Neal Stephenson

Posted on September 26, 2011 by Steve

It was seven years ago that I snapped, with a CLIÉ, the photo that would become, for a while, the image for Wikipedia's article on Neal Stephenson.

Mr. Stephenson was back in D.C. this week for the National Book Festival, reading from his latest thousand-page tome, this one written not with a fountain pen but using Scrivener.

I was late for the reading but managed to catch the end and get in line for the Q&A session. The audio was a bit clumsy, with large loudspeakers pointed straight at the questioners, causing them to shrink away while Neal struggled to hear. I got the last question in.

NTS: Okay we're in overtime I'll just take one more real quick.
Q: Thanks, Neal. The word from Venezuelan state television is that Presidente Chavez intends to repatriate eleven billion dollars worth of gold reserves, most of which are now in London.
NTS: I can't hear what you're saying, sorry.
Q: [same volume, one octave higher] From Venezuela, Presidente Chavez intends to repatriate eleven billion dollars worth of gold reserves. Any comments on the logistics of that kind of a transfer?
NTS: I'm not somebody who is really competent to have an opinion about it. Interesting factoid; thanks for mentioning it.
Something makes me think Dubner, asking over a calibrated, burr-ground, skimmed and French-pressed coffee, would have gotten an answer. Commenters on both the news article and a referring blog made Stephenson connections. I'll have to settle for a chuckle from the audience.

I followed the ridiculously slow-moving author cart over to the signing table, thinking I would get one up on the other fans, only to find a hoard of them already queued up.
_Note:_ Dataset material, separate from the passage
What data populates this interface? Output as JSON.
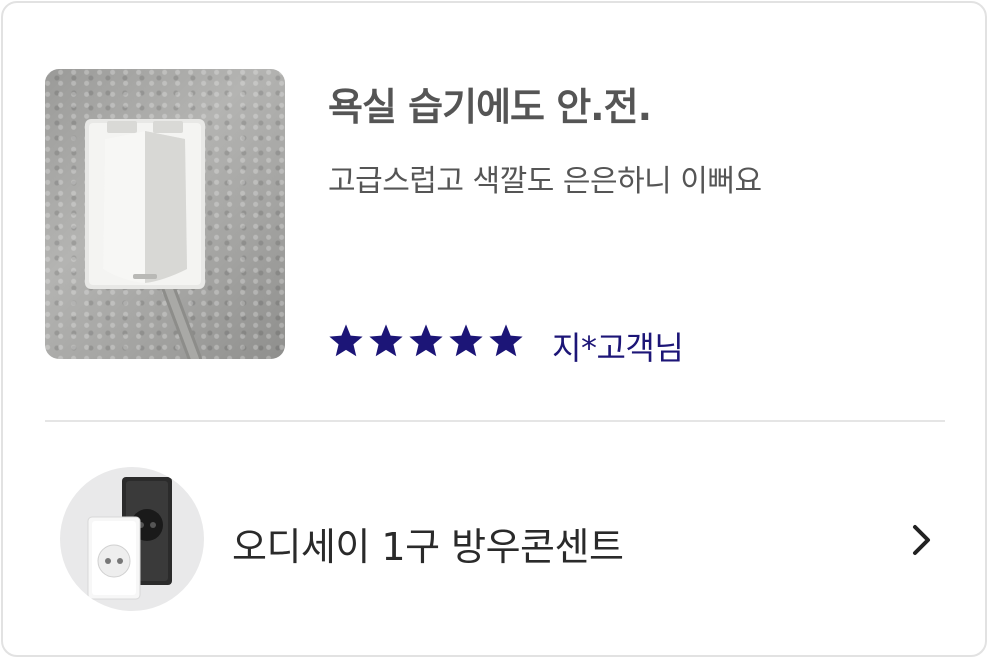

Not content with my goofy question, I planned to present the author with my smartphone, freshly-purchased Kindle version of Cryptonomicon opened to the title page. I even brought a Sharpie in case his fountain pen didn't work on the screen protector. But the line was long, and one of the handlers mentioned that some of the authors are fussy and refuse to sign anything but their current book. I lost my nerve and bailed out.

At least I have a legitimate, searchable copy of a great novel now, so I don't have to rely on that pirate site with its copy of Randy Waterhouse's treatise on the challenges of massive international gold transfer.